Corpwatch also claimed MEP underpays its local national linguists (LNLs). In a fact sheet, the company said, "Local nationals are paid well by the standards of their community. MEP's LNLs are compensated better than doctors and cabinet-level officials in Afghanistan. MEP presently has a backlog of more than 600 Afghan nationals waiting to become linguists."[18]

On The World of Troubles blog, journalist Jim Foley wrote that MEP was withholding pay from some linguists in dangerous areas. MEP responded that government regulations require a sometimes "cumbersome process which requires signatures from both MEP managers and military points of contact" and without those, pay cannot be disbursed. MEP further noted that the payroll problem had been successfully noted and resolved before Foley published his article.[41]

MEP has also been charged with deploying interpreters who were old or otherwise physically unfit.[42] MEP's response was that it recruits, vets, and trains linguists according to the military's specifications, but does not control their final assignments throughout Afghanistan.[18]

ABC News report and lawsuit

In September 2010, ABC News' Brian Ross quoted a former MEP employee who alleged in a whistleblower lawsuit that the company had sent unqualified linguists to Afghanistan two years earlier.[43] Disparate commentators criticized ABC's coverage of the story. The Huffington Post's David Isenberg pointed out Ross's use of "weak, secondary sources," and the former employee's financial motives in bringing the case.[44] The American Spectator's Jed Babbin said Ross had "cobbled together information from irrelevant or financially interested sources."[45] Two weeks after the original report aired, the network published a follow-up on its website when U.S. District Judge Leonie Brinkema dismissed the case against MEP without prejudice.

When the case was refiled in November 2010, the same judge allowed the case against MEP to move forward.[46] On February 10, 2011, the lawsuit was dismissed.[47]

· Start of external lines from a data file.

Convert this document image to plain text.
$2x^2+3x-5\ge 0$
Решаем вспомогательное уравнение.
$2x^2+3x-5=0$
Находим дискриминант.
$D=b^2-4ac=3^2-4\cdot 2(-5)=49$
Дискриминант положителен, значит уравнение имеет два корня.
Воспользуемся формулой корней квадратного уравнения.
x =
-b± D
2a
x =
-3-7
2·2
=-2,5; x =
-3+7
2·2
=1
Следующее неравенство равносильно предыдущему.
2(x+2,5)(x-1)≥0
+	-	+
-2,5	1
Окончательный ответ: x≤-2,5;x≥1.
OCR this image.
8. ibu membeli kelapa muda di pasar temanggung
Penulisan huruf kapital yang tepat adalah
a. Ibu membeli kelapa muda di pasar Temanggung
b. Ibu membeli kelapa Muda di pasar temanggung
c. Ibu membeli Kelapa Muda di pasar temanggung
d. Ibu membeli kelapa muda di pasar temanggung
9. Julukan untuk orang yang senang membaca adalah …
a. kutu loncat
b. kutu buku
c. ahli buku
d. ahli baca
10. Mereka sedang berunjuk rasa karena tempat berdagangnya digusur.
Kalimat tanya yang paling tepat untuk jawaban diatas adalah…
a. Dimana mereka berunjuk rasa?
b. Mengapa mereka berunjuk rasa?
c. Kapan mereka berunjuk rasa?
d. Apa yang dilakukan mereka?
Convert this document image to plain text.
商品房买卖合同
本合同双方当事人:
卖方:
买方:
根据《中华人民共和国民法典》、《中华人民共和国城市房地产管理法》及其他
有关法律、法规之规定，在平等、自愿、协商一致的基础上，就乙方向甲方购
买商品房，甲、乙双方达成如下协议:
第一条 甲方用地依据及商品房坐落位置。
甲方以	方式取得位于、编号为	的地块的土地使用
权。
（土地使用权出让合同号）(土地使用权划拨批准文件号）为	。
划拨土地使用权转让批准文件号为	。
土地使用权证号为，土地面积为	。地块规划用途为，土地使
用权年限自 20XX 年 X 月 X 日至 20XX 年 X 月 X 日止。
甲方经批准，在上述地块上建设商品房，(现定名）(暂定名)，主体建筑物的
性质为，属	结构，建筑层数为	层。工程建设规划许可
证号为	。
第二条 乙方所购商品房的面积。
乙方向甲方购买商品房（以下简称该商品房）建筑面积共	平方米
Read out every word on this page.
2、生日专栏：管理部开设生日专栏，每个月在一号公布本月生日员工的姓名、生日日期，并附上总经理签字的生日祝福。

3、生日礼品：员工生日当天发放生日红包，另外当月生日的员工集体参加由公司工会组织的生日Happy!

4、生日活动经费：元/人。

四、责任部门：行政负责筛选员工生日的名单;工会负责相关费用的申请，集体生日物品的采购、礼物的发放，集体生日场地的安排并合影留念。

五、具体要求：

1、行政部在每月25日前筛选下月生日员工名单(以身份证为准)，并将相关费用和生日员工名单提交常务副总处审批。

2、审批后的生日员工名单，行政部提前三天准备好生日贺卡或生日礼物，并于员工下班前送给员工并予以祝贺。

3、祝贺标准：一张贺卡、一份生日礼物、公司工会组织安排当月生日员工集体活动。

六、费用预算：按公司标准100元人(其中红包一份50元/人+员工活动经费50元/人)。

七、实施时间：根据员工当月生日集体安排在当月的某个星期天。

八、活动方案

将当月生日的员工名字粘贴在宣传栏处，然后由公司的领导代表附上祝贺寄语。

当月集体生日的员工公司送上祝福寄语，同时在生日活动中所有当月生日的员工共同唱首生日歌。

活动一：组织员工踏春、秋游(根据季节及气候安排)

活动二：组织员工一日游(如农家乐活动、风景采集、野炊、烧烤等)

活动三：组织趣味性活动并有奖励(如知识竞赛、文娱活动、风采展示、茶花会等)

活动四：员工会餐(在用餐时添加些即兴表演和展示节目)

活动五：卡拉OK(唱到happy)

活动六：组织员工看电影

2010 Afghanistan shooting incident

In January 2010, Mission Essential linguist Ahmad Nasir Ahmadi fired on U.S. personnel in Afghanistan, killing two soldiers and wounding a third before he was killed by an alert army sergeant. Nearly 18 months later, the survivor and family members of the deceased soldiers filed a lawsuit against MEP.[48]

In response, MEP released a statement saying that the army had conducted a thorough investigation of the incident and found the shooting was "the result of the unforeseeable criminal acts" of the shooter, who had been vetted and approved by the US Government. MEP also noted that it had not issued Ahmadi a weapon nor authorized him to use one.[49]

Awards

Mission Essential has won several awards.

In its early days, it won a number of fast growth-related honors, such as Entrepreneurs of the Year for Emerging Markets in 2006[50] and the Business First Fast Fifty in 2007[51] and 2008.[52] Mission Essential made Inc. Magazine's annual roll of the 500 fastest growing companies in 2009-2011.[53][54][55]

The company has also consistently earned accolades from industry as well. Washington Technology has listed the company among its Top 100 Government Contractors since 2009, reaching its highest point to date in 2013 at #31.[56][57][58][59][60] Defense News named Mission Essential to its list of Top 100 defense contractors in 2012,[61] 2013,[62] and 2014.[63]

The Association of the United States Army named Mission Essential its member company of the month for July 2012, noting that, "For the current conflicts with which the US Army is involved, communication can be more valuable than weaponry: so the United States can share its message of good will with those we can help while deciphering the message of those who would do us harm."[64]

The company has won many awards in its hometown of Columbus, Ohio. In 2010, Mission Essential's ad campaigns won awards from the Columbus Society for Communicating Arts.[65] In 2011, the Columbus Business Journal named Mission Essential the No. 1 government contractor in Central Ohio.[66]